Five Favourites 1: Introduction

I’m starting a new series on this blog today:titled Five Favourites, it’s about writers’ and illustrators’ favourite childhood books. I’ve asked everyone to select five favourites from their childhood reading, and to write a bit about why they loved that particular book, and I’ll be featuring their choices over the next month or so. Today I’m introducing the series with my own selection: five of my favourite books from childhood, not in any particular order of preference, I loved them all equally–and love them still. One I have left out however is Jules Verne’s Michel Strogoff, which as readers of this blog will know is one of my top favourites from childhood–but I’ve written about it so often that I thought I’d give another book a chance today in this list!

The Stone Cage, by Nicholas Stuart Gray, with illustrations by the author

This wonderful novel is an inspired riff on the fairy tale Rapunzel, seen through the eyes of the witch’s familiars: the cynical, witty and hard-bitten cat Tomlyn, and the pompous, timid but kind raven Marshall. Magical, touching and inventive, with a touch as light as it is deep, it’s a novel I read several times as a child, its enchanting atmosphere and pacy story thrilling me every time. Rereading it as an adult I have been struck anew by its beautiful lightness of touch, perfect pitch and wit.



Seven Crystal Balls/Prisoners of the Sun, written and illustrated by Hergé

I know, it’s two books but it’s really the one adventure in two parts, so I’m putting them both in as one. Brought up as a French-speaking child with BD (bande dessinées, or comic books), I especially loved the Tintin books and devoured every single one more than once. But this adventure of the little quiffed reporter and his faithful friends Captain Haddock and Snowy(Milou in the French original I read) with its hint of the supernatural along with the exciting adventure and humour that is so characteristic of the series, was my top favourite. I still love reading it–and indeed all the Tintin books–and find them a great comfort if I am ill!

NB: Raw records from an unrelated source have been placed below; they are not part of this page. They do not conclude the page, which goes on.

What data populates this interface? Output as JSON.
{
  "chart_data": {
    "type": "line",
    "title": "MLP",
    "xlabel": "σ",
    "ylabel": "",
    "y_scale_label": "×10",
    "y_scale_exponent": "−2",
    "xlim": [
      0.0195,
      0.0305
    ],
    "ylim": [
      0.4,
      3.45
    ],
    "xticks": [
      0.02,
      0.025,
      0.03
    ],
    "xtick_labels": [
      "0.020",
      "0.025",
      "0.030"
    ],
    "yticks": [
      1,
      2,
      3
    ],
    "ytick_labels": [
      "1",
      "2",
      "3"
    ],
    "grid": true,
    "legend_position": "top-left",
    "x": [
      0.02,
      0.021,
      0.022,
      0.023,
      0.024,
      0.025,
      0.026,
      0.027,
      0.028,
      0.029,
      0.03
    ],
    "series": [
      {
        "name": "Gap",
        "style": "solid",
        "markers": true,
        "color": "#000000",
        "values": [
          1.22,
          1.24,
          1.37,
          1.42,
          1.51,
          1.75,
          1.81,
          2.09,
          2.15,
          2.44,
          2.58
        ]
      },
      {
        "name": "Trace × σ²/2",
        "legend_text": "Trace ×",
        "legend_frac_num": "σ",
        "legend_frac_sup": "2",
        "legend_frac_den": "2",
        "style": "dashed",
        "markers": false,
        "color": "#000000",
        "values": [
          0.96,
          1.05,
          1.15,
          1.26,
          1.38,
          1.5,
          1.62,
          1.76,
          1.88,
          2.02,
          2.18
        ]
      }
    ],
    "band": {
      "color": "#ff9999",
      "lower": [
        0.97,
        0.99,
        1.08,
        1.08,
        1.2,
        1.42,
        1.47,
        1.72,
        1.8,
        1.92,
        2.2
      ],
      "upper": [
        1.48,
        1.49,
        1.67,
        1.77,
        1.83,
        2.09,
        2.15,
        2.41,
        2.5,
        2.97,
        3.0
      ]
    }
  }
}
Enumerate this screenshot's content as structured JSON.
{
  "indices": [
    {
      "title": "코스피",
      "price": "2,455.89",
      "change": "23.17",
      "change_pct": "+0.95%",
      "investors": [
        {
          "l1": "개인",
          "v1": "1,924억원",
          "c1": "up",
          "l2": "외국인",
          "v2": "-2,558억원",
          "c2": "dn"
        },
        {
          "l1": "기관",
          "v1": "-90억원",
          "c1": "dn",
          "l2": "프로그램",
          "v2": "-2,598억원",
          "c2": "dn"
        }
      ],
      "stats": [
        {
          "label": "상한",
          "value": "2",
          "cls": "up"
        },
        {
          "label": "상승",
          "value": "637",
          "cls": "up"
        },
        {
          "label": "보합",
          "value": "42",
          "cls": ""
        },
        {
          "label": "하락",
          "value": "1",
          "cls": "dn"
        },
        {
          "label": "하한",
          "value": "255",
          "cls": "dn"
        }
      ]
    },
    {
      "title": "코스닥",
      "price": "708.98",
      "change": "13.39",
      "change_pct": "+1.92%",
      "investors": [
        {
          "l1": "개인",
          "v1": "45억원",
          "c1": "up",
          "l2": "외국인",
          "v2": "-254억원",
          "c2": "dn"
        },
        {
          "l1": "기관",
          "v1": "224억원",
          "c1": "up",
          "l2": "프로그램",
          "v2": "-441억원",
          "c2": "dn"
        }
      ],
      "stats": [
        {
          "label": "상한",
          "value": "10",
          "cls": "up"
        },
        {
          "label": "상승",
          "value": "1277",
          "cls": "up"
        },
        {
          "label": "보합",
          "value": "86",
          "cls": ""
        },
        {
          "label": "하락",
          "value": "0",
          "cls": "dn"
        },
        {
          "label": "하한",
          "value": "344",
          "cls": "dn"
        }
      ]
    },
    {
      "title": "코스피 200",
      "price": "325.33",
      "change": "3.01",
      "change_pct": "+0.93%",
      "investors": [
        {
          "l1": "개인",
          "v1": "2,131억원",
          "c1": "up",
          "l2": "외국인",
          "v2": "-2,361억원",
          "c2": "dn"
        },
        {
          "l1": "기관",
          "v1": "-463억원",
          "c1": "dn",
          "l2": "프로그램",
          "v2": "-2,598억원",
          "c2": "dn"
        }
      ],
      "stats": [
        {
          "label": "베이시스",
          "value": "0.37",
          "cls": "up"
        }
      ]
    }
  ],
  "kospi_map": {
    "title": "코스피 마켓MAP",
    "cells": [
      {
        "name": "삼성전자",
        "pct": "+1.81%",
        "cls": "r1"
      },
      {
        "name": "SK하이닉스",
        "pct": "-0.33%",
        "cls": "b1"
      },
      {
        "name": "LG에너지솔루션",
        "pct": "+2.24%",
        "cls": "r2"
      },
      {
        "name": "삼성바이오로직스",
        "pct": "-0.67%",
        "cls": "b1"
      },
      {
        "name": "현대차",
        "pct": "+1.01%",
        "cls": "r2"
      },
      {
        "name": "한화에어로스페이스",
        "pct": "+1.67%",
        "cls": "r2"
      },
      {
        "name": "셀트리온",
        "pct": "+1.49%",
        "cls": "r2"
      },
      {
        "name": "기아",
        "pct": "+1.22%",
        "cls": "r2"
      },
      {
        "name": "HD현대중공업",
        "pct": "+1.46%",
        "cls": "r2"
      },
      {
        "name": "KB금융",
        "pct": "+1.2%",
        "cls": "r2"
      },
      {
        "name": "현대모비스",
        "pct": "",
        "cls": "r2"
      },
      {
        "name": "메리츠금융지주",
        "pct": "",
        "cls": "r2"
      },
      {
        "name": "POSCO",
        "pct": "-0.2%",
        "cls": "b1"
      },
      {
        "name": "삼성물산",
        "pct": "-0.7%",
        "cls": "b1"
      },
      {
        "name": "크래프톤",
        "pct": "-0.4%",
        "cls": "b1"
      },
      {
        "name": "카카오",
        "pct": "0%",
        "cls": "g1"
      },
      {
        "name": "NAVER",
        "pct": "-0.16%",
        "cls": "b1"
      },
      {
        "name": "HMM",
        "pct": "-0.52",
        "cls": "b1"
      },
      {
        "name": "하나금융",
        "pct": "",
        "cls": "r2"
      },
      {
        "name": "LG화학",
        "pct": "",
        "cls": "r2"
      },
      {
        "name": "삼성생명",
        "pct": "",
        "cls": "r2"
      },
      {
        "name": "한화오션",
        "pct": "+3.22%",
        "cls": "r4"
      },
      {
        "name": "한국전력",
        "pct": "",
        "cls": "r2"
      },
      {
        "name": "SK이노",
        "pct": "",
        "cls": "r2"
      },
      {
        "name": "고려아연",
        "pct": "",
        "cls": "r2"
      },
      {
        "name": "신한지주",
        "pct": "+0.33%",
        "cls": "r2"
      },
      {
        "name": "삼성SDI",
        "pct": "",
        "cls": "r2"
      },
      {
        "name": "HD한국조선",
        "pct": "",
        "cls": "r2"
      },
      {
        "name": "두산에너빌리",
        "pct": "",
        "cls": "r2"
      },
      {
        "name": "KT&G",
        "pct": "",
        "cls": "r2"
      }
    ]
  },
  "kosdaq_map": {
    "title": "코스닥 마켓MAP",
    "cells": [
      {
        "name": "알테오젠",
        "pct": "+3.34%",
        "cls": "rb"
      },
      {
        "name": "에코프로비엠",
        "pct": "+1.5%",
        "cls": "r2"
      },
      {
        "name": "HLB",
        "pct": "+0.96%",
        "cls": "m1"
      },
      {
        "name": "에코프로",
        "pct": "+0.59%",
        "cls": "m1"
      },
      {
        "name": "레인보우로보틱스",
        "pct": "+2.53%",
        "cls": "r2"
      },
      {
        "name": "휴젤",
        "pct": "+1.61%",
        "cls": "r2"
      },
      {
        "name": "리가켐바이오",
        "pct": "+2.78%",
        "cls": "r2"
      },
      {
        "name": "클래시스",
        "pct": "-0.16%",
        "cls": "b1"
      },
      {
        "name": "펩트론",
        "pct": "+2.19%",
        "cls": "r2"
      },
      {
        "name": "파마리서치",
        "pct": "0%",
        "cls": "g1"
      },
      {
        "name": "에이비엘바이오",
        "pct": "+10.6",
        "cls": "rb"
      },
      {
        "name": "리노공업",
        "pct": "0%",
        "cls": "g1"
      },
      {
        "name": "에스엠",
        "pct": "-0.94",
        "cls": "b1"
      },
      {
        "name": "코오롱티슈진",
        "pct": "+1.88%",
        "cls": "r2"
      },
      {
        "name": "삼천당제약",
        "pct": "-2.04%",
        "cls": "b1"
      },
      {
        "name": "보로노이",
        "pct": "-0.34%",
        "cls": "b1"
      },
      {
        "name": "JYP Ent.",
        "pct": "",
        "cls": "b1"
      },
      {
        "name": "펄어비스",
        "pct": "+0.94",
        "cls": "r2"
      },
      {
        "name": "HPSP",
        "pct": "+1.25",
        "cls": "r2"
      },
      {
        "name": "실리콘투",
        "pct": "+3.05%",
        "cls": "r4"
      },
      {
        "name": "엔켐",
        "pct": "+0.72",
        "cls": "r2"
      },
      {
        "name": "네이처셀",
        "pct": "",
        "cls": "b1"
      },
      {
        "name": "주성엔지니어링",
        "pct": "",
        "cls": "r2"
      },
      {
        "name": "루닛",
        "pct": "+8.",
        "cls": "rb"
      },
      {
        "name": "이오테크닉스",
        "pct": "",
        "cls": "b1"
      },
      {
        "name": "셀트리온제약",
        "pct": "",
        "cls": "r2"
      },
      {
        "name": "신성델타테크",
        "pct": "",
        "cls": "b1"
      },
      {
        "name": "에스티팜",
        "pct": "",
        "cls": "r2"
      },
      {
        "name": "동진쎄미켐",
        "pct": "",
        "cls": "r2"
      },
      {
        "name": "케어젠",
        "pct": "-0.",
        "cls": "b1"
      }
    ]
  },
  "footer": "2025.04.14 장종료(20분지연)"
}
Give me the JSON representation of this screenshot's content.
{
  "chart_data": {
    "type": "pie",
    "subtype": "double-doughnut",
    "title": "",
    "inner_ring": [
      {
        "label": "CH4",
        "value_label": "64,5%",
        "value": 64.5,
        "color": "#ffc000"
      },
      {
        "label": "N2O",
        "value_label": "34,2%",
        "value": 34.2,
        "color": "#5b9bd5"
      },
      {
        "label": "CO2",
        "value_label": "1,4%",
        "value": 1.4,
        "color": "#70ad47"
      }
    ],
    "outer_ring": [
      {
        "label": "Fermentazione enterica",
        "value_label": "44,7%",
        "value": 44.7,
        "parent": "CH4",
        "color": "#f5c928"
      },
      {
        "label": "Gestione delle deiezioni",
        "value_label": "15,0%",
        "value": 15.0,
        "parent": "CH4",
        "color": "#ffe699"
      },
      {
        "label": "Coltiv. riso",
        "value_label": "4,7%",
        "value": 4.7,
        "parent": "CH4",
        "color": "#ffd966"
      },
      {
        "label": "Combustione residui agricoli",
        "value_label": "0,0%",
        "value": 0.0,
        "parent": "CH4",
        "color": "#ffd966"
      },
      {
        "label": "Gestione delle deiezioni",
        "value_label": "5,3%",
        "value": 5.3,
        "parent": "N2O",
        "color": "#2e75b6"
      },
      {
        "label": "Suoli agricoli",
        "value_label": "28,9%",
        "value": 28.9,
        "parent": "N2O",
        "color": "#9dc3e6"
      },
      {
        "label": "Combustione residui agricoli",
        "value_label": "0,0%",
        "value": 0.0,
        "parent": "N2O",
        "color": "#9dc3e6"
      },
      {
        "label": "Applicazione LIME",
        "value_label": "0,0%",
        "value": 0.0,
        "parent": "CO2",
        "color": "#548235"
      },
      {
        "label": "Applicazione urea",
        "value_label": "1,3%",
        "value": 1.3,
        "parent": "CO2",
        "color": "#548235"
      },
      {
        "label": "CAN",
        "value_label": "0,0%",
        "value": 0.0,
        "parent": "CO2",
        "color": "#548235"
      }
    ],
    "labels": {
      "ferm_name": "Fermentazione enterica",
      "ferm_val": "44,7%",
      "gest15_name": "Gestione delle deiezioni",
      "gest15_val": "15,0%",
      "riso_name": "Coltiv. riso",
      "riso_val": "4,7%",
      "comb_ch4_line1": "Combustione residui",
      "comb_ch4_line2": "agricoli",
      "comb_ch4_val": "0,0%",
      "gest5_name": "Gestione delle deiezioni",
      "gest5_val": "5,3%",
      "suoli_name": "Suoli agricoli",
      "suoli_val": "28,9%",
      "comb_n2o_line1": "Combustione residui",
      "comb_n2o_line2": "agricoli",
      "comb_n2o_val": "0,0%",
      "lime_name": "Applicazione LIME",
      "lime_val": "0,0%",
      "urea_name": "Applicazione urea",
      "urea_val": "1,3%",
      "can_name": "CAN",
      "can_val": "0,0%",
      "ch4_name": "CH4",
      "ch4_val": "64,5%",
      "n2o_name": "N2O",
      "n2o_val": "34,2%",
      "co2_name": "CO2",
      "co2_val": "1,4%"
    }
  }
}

Finn Family Moomintroll, written and illustrated by Tove Jannsson

I loved all the Moomintroll books but I am singling out this one because appropriately enough it was the first one I read and I immediately clicked with the atmosphere, characters and general sense of a world that you just didn’t want to leave. Its playful oddness was a part of a magic that was hard to describe to friends who hadn’t fallen under its spell yet, but it’s one that has stayed with me into adulthood.


A Hundred Million Francs, by Paul Berna

This French novel, which I read under its original title of Le Cheval sans tête, is unusual as a children’s adventure story in that it is set in shabby city streets–Paris, in this case. A group of friends, street urchins running wild in a poor neighbourhood, find a headless rocking horse at the tip and restore it to play with: but soon discover that their new acquisition interests some very dodgy people! How the kids find out the truth and outwit a ruthless gang of thieves is a story full of twist and turns and I loved it. The characters, like Gaby the leader of the urchins and Marion with her pack of stray dogs, are absolutely fabulous and the setting of backstreet Paris was one that felt both familiar and exotic to me, as my family comes from the South of France and at the time I had never been to Paris.










The Silver Brumby, by Elyne Mitchell

This was one of the wonderful classic Australian novels I discovered in childhood and I still remember the huge thrill of reading about the extraordinary adventures of Thowra, Bel-Bel, Yarraman, Golden and the rest of the brumbies in the grand Snowy River country. I loved horses as a child and even learned to ride, but I didn’t really take to most horse books, finding them too tame–until I found The Silver Brumby. Then I had to read every one in the series but the first one remains my favourite.